Homework Help: Topology Question

1. Nov 14, 2007

emob2p

1. The problem statement, all variables and given/known data
I am asked to show that T=[particular point topology on R^2 ((0,0) being the particular point)] is equal to T'=[topology on R^2 from taking the product of R in the particular point topology (0 being particular point) with itself].

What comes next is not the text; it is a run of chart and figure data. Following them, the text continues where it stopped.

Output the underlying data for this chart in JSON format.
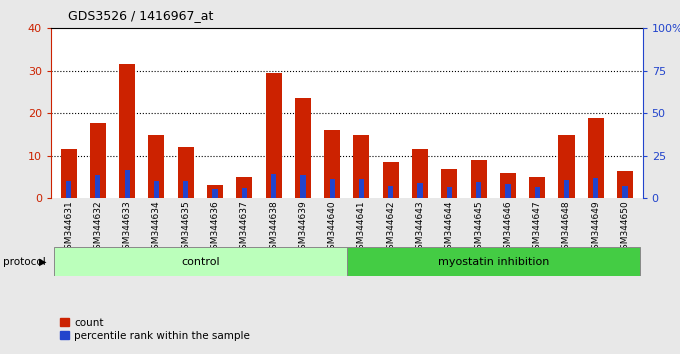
{
  "title": "GDS3526 / 1416967_at",
  "samples": [
    "GSM344631",
    "GSM344632",
    "GSM344633",
    "GSM344634",
    "GSM344635",
    "GSM344636",
    "GSM344637",
    "GSM344638",
    "GSM344639",
    "GSM344640",
    "GSM344641",
    "GSM344642",
    "GSM344643",
    "GSM344644",
    "GSM344645",
    "GSM344646",
    "GSM344647",
    "GSM344648",
    "GSM344649",
    "GSM344650"
  ],
  "counts": [
    11.5,
    17.8,
    31.5,
    14.8,
    12.0,
    3.0,
    5.0,
    29.5,
    23.5,
    16.0,
    15.0,
    8.5,
    11.5,
    7.0,
    9.0,
    6.0,
    5.0,
    14.8,
    19.0,
    6.5
  ],
  "percentile_ranks": [
    10.0,
    13.5,
    16.5,
    10.0,
    10.0,
    5.5,
    6.0,
    14.5,
    13.5,
    11.5,
    11.5,
    7.0,
    9.0,
    6.5,
    9.5,
    8.5,
    6.5,
    10.5,
    12.0,
    7.0
  ],
  "bar_color": "#cc2200",
  "percentile_color": "#2244cc",
  "control_indices": [
    0,
    9
  ],
  "myostatin_indices": [
    10,
    19
  ],
  "control_color": "#bbffbb",
  "myostatin_color": "#44cc44",
  "ylim_left": [
    0,
    40
  ],
  "yticks_left": [
    0,
    10,
    20,
    30,
    40
  ],
  "yticks_right_labels": [
    "0",
    "25",
    "50",
    "75",
    "100%"
  ],
  "yticks_right_vals": [
    0,
    25,
    50,
    75,
    100
  ],
  "ylabel_left_color": "#cc2200",
  "ylabel_right_color": "#2244cc",
  "bg_color": "#e8e8e8",
  "plot_bg_color": "#ffffff",
  "ticklabel_bg_color": "#cccccc",
  "legend_count_label": "count",
  "legend_pct_label": "percentile rank within the sample",
  "protocol_label": "protocol",
  "control_label": "control",
  "myostatin_label": "myostatin inhibition",
  "red_bar_width": 0.55,
  "blue_bar_width": 0.18
}
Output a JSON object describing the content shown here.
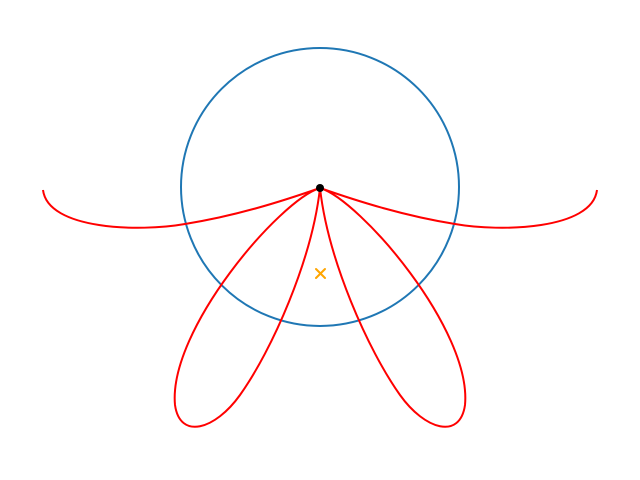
{
  "diagram": {
    "colors": {
      "background": "#ffffff",
      "circle": "#1f77b4",
      "curve": "#ff0000",
      "pivot_point": "#000000",
      "center_marker": "#ffa500"
    },
    "elements": [
      {
        "name": "reference-circle",
        "kind": "circle"
      },
      {
        "name": "left-arm-curve",
        "kind": "curve"
      },
      {
        "name": "right-arm-curve",
        "kind": "curve"
      },
      {
        "name": "left-petal-curve",
        "kind": "loop"
      },
      {
        "name": "right-petal-curve",
        "kind": "loop"
      },
      {
        "name": "pivot-point",
        "kind": "dot"
      },
      {
        "name": "center-x-marker",
        "kind": "x-marker"
      }
    ]
  }
}
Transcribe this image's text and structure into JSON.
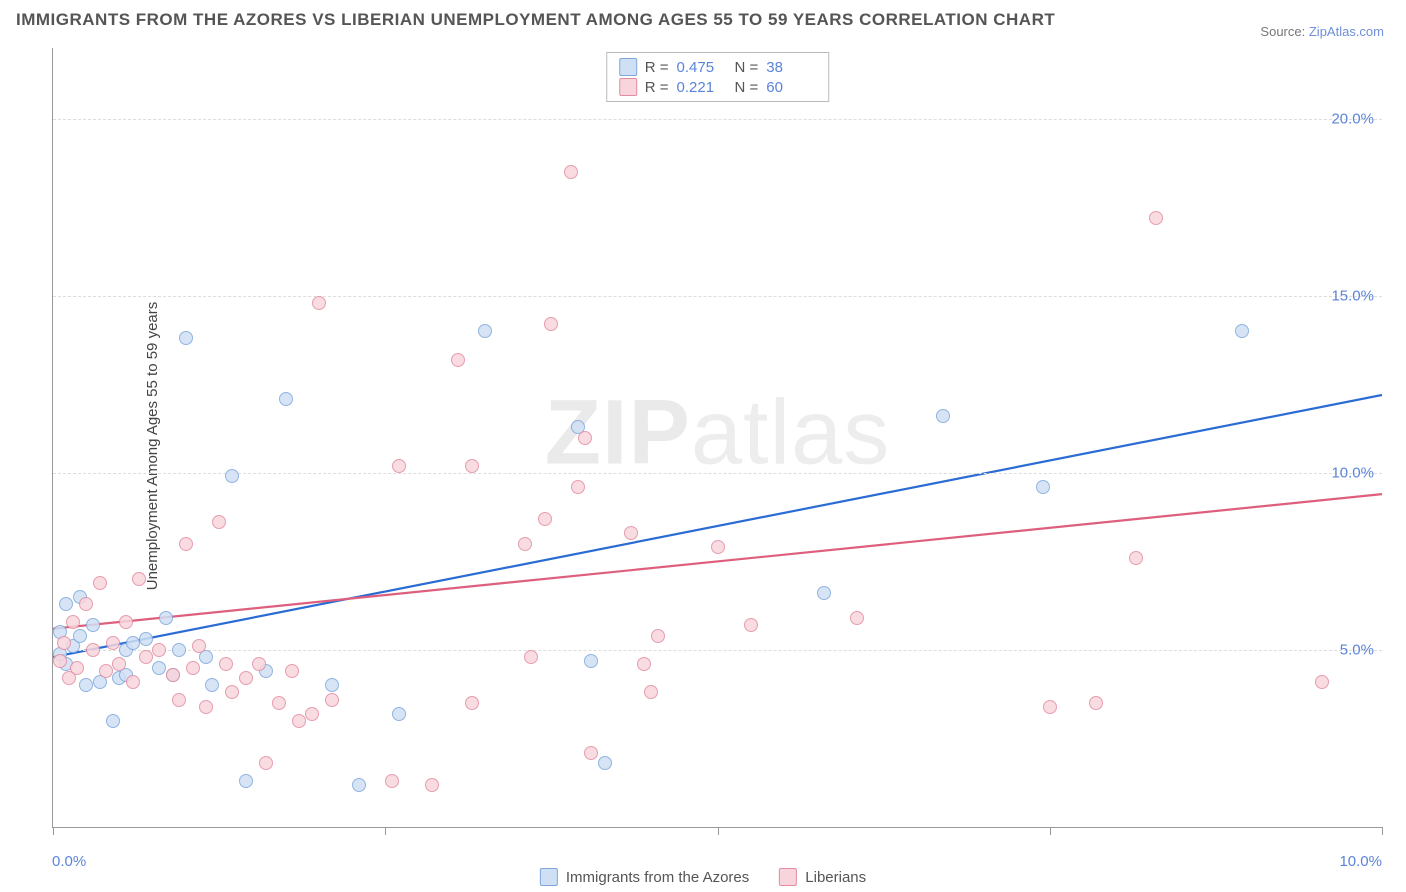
{
  "title": "IMMIGRANTS FROM THE AZORES VS LIBERIAN UNEMPLOYMENT AMONG AGES 55 TO 59 YEARS CORRELATION CHART",
  "source_label": "Source:",
  "source_name": "ZipAtlas.com",
  "ylabel": "Unemployment Among Ages 55 to 59 years",
  "watermark": "ZIPatlas",
  "chart": {
    "type": "scatter",
    "background_color": "#ffffff",
    "grid_color": "#dddddd",
    "axis_color": "#999999",
    "xlim": [
      0,
      10
    ],
    "ylim": [
      0,
      22
    ],
    "ytick_values": [
      5,
      10,
      15,
      20
    ],
    "ytick_labels": [
      "5.0%",
      "10.0%",
      "15.0%",
      "20.0%"
    ],
    "xtick_values": [
      0,
      2.5,
      5,
      7.5,
      10
    ],
    "xtick_label_left": "0.0%",
    "xtick_label_right": "10.0%",
    "tick_label_color": "#5b84d8",
    "tick_label_fontsize": 15,
    "series": [
      {
        "key": "azores",
        "label": "Immigrants from the Azores",
        "R": "0.475",
        "N": "38",
        "fill_color": "#cfe0f5",
        "stroke_color": "#7fa7dd",
        "line_color": "#2b6cd4",
        "line_width": 2.2,
        "trend": {
          "x1": 0,
          "y1": 4.8,
          "x2": 10,
          "y2": 12.2
        },
        "points": [
          [
            0.05,
            5.5
          ],
          [
            0.1,
            4.6
          ],
          [
            0.1,
            6.3
          ],
          [
            0.15,
            5.1
          ],
          [
            0.2,
            6.5
          ],
          [
            0.2,
            5.4
          ],
          [
            0.25,
            4.0
          ],
          [
            0.35,
            4.1
          ],
          [
            0.45,
            3.0
          ],
          [
            0.5,
            4.2
          ],
          [
            0.55,
            5.0
          ],
          [
            0.55,
            4.3
          ],
          [
            0.6,
            5.2
          ],
          [
            0.7,
            5.3
          ],
          [
            0.8,
            4.5
          ],
          [
            0.85,
            5.9
          ],
          [
            0.9,
            4.3
          ],
          [
            0.95,
            5.0
          ],
          [
            1.0,
            13.8
          ],
          [
            1.15,
            4.8
          ],
          [
            1.2,
            4.0
          ],
          [
            1.35,
            9.9
          ],
          [
            1.45,
            1.3
          ],
          [
            1.6,
            4.4
          ],
          [
            1.75,
            12.1
          ],
          [
            2.1,
            4.0
          ],
          [
            2.3,
            1.2
          ],
          [
            2.6,
            3.2
          ],
          [
            3.25,
            14.0
          ],
          [
            3.95,
            11.3
          ],
          [
            4.05,
            4.7
          ],
          [
            4.15,
            1.8
          ],
          [
            5.8,
            6.6
          ],
          [
            6.7,
            11.6
          ],
          [
            7.45,
            9.6
          ],
          [
            8.95,
            14.0
          ],
          [
            0.05,
            4.9
          ],
          [
            0.3,
            5.7
          ]
        ]
      },
      {
        "key": "liberians",
        "label": "Liberians",
        "R": "0.221",
        "N": "60",
        "fill_color": "#f8d5dd",
        "stroke_color": "#e38ca0",
        "line_color": "#de5f7d",
        "line_width": 2.2,
        "trend": {
          "x1": 0,
          "y1": 5.6,
          "x2": 10,
          "y2": 9.4
        },
        "points": [
          [
            0.05,
            4.7
          ],
          [
            0.08,
            5.2
          ],
          [
            0.15,
            5.8
          ],
          [
            0.18,
            4.5
          ],
          [
            0.25,
            6.3
          ],
          [
            0.3,
            5.0
          ],
          [
            0.35,
            6.9
          ],
          [
            0.4,
            4.4
          ],
          [
            0.45,
            5.2
          ],
          [
            0.5,
            4.6
          ],
          [
            0.55,
            5.8
          ],
          [
            0.6,
            4.1
          ],
          [
            0.65,
            7.0
          ],
          [
            0.7,
            4.8
          ],
          [
            0.8,
            5.0
          ],
          [
            0.9,
            4.3
          ],
          [
            0.95,
            3.6
          ],
          [
            1.0,
            8.0
          ],
          [
            1.05,
            4.5
          ],
          [
            1.1,
            5.1
          ],
          [
            1.15,
            3.4
          ],
          [
            1.25,
            8.6
          ],
          [
            1.3,
            4.6
          ],
          [
            1.35,
            3.8
          ],
          [
            1.45,
            4.2
          ],
          [
            1.55,
            4.6
          ],
          [
            1.6,
            1.8
          ],
          [
            1.7,
            3.5
          ],
          [
            1.8,
            4.4
          ],
          [
            1.85,
            3.0
          ],
          [
            1.95,
            3.2
          ],
          [
            2.0,
            14.8
          ],
          [
            2.1,
            3.6
          ],
          [
            2.55,
            1.3
          ],
          [
            2.6,
            10.2
          ],
          [
            2.85,
            1.2
          ],
          [
            3.05,
            13.2
          ],
          [
            3.15,
            3.5
          ],
          [
            3.15,
            10.2
          ],
          [
            3.55,
            8.0
          ],
          [
            3.6,
            4.8
          ],
          [
            3.7,
            8.7
          ],
          [
            3.75,
            14.2
          ],
          [
            3.9,
            18.5
          ],
          [
            4.0,
            11.0
          ],
          [
            3.95,
            9.6
          ],
          [
            4.35,
            8.3
          ],
          [
            4.5,
            3.8
          ],
          [
            4.45,
            4.6
          ],
          [
            4.55,
            5.4
          ],
          [
            5.0,
            7.9
          ],
          [
            5.25,
            5.7
          ],
          [
            6.05,
            5.9
          ],
          [
            7.5,
            3.4
          ],
          [
            7.85,
            3.5
          ],
          [
            8.15,
            7.6
          ],
          [
            8.3,
            17.2
          ],
          [
            9.55,
            4.1
          ],
          [
            4.05,
            2.1
          ],
          [
            0.12,
            4.2
          ]
        ]
      }
    ],
    "legend_top": {
      "R_label": "R =",
      "N_label": "N ="
    }
  }
}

3. The attempt at a solution

I'm pretty sure the book is wrong and this problem can't be solved. Consider the set {(0,0),(1,1)}. This is open in T, but I cannot see how this is open in T' since for the point (1,1) we cannot construct an open set that contains (1,1) but is contained in {(0,0),(1,1)}. The closest we can get is {0,1}x{0,1}={(0,0),(1,0),(0,1),(1,1)}. Am I correct, or am I missing something?

2. Nov 14, 2007

HallsofIvy

For my own benefit, a set is open in the "particular point topology" if and only if it is either empty of contains the "particular point". In particular, a set in R^2 with the particular point topology, (0,0) being the "particular point", T, if and only if it contains (0,0).
A set is open in the "Cartesian product topology" if and only if it is the Cartesian product of two open sets. Here a set is open in T' if and only if it contains a pair (0,y) and the pair (x, 0).

If I have understood this correctly, yes you are right!

3. Nov 14, 2007

emob2p

Not quite, the "Cartesian product topology" is generated from the set of Cartesian products of two open sets. If we took your definition for open sets in R^2, then it would be possible for the union of two open sets to not be open. See the difference?